As I currently live within a world heritage site I’ve walked around and taken some pictures. The parts that are easily accessible are the visible parts, in this case the church and buildings that make up the church town.
Lets start with the church that was built in the 15thcentury, consecrated in 1492 or possible a few years earlier during the final years of the middle ages (in Sweden we normally say that middle ages end around the coronation of king Gustav Vasa 1523 or in connection with the reformation of the church to Protestantism). The church is known as Nederlulea church.
The baptismal font is most probably older than the church. As you can see it is two parts whereas I believe the top part (the font) is the older.
The frescoes in the chancel was found under the plaster and restored in 1909 and probably painted by the famous Albertus Pictor during the 15th century.
This round stone is a bit of a mystery.
When first I looked at it I supposed it was grave stone from the Iron Age as it looks much like the circular stones that mark some graves in the southern and middle parts of Sweden. It is ca 45-55 cm in diameter. Then I noticed the markings and supposed that those were of Sámi origin. I’ve later larded that the stone is a bit of a mystery, it can’t be connected to a grave, though this is not impossibility, and the carvings are not Sámi.
If I’ve understood it right the common belief is that the stone has been placed in the church sometime during the last few hundred years and that the carvings have been made by someone to look like Sámi markings. Exacting isn’t it?
This church has like many others traces from several ages, the pulpit in Baroque style was mad in 1712 and painted in 1742.
The church town I s made up by about 500 wooden cottages.

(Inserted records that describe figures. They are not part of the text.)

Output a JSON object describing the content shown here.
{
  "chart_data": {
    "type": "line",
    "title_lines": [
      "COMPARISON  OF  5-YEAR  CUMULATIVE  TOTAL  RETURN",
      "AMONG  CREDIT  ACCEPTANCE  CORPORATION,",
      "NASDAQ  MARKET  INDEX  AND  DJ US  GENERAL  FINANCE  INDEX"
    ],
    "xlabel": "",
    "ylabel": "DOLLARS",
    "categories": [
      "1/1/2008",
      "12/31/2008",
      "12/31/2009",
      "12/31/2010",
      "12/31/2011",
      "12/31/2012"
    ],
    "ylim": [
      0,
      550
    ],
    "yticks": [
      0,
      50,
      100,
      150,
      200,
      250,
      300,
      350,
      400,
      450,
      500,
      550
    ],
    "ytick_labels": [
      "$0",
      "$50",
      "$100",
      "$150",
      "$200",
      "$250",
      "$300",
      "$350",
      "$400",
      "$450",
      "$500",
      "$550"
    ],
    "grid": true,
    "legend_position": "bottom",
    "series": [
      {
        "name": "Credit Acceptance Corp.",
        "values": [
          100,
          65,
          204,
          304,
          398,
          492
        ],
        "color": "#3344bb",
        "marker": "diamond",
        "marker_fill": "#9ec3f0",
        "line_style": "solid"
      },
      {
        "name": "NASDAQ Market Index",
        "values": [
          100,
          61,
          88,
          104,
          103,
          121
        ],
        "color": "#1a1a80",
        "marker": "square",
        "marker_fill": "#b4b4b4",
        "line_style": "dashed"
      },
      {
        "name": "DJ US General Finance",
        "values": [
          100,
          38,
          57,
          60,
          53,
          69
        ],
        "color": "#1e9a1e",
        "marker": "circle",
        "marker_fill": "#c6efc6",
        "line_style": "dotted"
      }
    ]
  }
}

The oldest written source concerning the church town is from the 17thcentury by Johannes Bureus who visited it in the year 1600. The cottages have been used and are still used for accommodation for churchgoers as they visited the church on church festivals, for example Christmas and Easter. This was also used by the state to collect taxes from the churchgoers who often lived far from the church.
The oldest part of the Church town is from the first half of the14thcentury. I’ll get back to you with some pictures and some facts of the archaeological part of Gammelstad church town.